Also in Slate, Daniel Byman analyzes the future of Al-Qaida, Anne Applebaum applauds America's use of human intelligence over expensive technologies, and John Dickerson notes the silence from those who criticized Obama's military tactics. And don't miss Christopher Hitchens' article on Bin Laden's legacy, or David Weigel's coverage on the scene outside the White House. For the most up-to-date-coverage, visit the Slatest. Slate's complete coverage on the Osama Bin Laden assassination is rounded up here.
The killing of Osama Bin Laden is no mere act of symbolism. Besides finally disposing of the world's No. 1 terrorist target and idol, the deed opens up some opportunities for a broader breakthrough in the war against al-Qaida—and, potentially, for a settlement of the war in Afghanistan.

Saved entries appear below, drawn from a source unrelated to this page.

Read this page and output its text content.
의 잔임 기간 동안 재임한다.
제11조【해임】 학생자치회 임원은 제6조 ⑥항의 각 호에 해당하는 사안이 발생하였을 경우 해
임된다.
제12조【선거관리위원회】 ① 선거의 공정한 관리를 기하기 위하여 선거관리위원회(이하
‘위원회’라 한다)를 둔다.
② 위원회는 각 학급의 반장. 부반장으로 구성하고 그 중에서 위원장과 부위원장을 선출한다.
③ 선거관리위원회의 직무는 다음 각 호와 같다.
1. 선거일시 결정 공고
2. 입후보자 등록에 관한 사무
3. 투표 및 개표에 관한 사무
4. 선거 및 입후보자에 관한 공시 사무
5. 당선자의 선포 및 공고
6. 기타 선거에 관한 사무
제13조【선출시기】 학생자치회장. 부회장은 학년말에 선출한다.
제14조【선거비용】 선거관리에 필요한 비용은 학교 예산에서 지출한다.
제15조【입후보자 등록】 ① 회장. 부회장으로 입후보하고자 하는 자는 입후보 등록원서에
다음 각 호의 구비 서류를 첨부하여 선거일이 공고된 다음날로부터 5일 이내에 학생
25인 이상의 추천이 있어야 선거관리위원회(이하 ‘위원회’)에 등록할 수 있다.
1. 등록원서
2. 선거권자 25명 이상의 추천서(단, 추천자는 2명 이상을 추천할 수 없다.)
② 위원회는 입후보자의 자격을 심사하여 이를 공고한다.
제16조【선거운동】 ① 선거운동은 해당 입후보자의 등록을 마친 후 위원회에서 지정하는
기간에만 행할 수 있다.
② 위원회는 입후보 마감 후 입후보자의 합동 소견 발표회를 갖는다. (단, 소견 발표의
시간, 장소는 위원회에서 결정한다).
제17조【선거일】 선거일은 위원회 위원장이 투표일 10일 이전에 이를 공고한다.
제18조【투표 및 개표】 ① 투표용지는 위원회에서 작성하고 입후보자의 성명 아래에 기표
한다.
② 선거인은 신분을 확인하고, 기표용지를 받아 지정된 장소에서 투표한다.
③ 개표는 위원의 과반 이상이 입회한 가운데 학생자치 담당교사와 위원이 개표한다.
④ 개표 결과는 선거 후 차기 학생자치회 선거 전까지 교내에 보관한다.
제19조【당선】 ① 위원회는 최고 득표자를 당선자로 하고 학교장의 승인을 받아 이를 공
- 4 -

An important caveat: Bin Laden's presence and influence were much diminished in recent years as he had to isolate himself from network technology (lest he reveal his location) and as his movement fractured into increasingly self-directed franchises. Bruce Hoffman, counterterrorism expert at Georgetown University, notes that, historically, decapitation has had little impact on the fate of violent organizations. Capturing Saddam Hussein, for instance, did nothing to impede the Iraqi insurgency.
And yet, Bin Laden was not just the nominal leader of al-Qaida but its holy and enduring inspiration. As Peter Bergen noted on CNN Sunday night, those who join al-Qaida take an oath of fealty to Osama Bin Laden personally. Some followers will find sustenance in his martyrdom, but others must have awakened today demoralized or at least disoriented.
On the leadership level, al-Qaida's loose hierarchy, which has been in one sense a source of resilience, could spur a trend toward breakdown and dysfunction. Ayman al-Zawahiri, the Egyptian who has served as Bin Laden's No. 2, may regard himself as the heir to the throne, but he, too, has long been on the run (probably also in Pakistan) and less able to transmit orders speedily. He may also be feeling a bit more paranoid today than yesterday, and he may regard his affiliates—in Yemen, Somalia, and elsewhere in the region—less as comrades in a cause than as rivals in a power struggle. Skilled diplomacy, to say nothing of a few more Navy SEALs, could exploit this moment—though it may last no longer than a moment—to heighten the insecurity and exacerbate the fissures.
In and around Afghanistan, it's a near-certain bet that officials and commanders are re-opening lines of contact with various Taliban factions to test whether they might now be more amenable to cutting their ties to al-Qaida. The timing for such probing is ripe, according to David Kilcullen, a prominent counterinsurgency consultant. Some of those ties (for instance, Mullah Omar's) have been based on personal relationships with Bin Laden—and may not be transferrable to others in an organization full of what many followers see as Arab interlopers.
U.S. commanders (as well as President Barack Obama) have long said that the war in Afghanistan will end not with a decisive military victory but with a political deal. Reconciliation has been offered to any Taliban fighters and leaders who agree to break off from al-Qaida, abandon violence, and abide by the Afghan Constitution. The death of Bin Laden—and the fact that it was caused by a daring U.S. raid in a demonstration of U.S. strength—could nudge some Taliban to reassess the war's costs and benefits.
Another angle in Afghanistan: President Hamid Karzai must be worrying that Bin Laden's demise will create political pressures for the United States to declare victory and go home. This may be the best time in years for Obama to exert leverage on Karzai to enact the political reforms—providing services to his people, cleaning up corruption, firing incompetent ministers and district leaders—that he has persistently resisted but that are necessary if NATO's counterinsurgency strategy is to have the slightest chance of succeeding. (Can Obama's new ambassador to Afghanistan, Ryan Crocker, be sent over there right away?)
A key player in all these calculations is Pakistan, where most Taliban leaders (and many of their fighters) have sanctuary. It is very clear that the raid on Bin Laden's compound has put Pakistan in a spot, but it is not immediately clear what kind of spot.
The fact that Bin Laden has been living not in a cave along the mountainous Afghan border but rather in a highly secure compound 30 miles from Islamabad—in a city of 1 million people that includes not just a slew of military officers but the site of Pakistan's military academy (its equivalent of West Point)—raises suspicions, to say the least, about the complicity of Pakistan's political and military leaders.
Even if Bin Laden's stay had been arranged by mid-level officers, someone of higher rank would surely have taken a look at this huge house—eight times larger than any other in the area, flanked by two security gates, surrounded by walls 12 to 18 feet high and topped with barbed wire—and at least asked, "What's going on there?"
The question, and for now the biggest unknown, is whether Pakistan's leaders—political and military—were embarrassed and gratified, or defiant and angry, when Obama called to tell them that he'd just killed Bin Laden and how.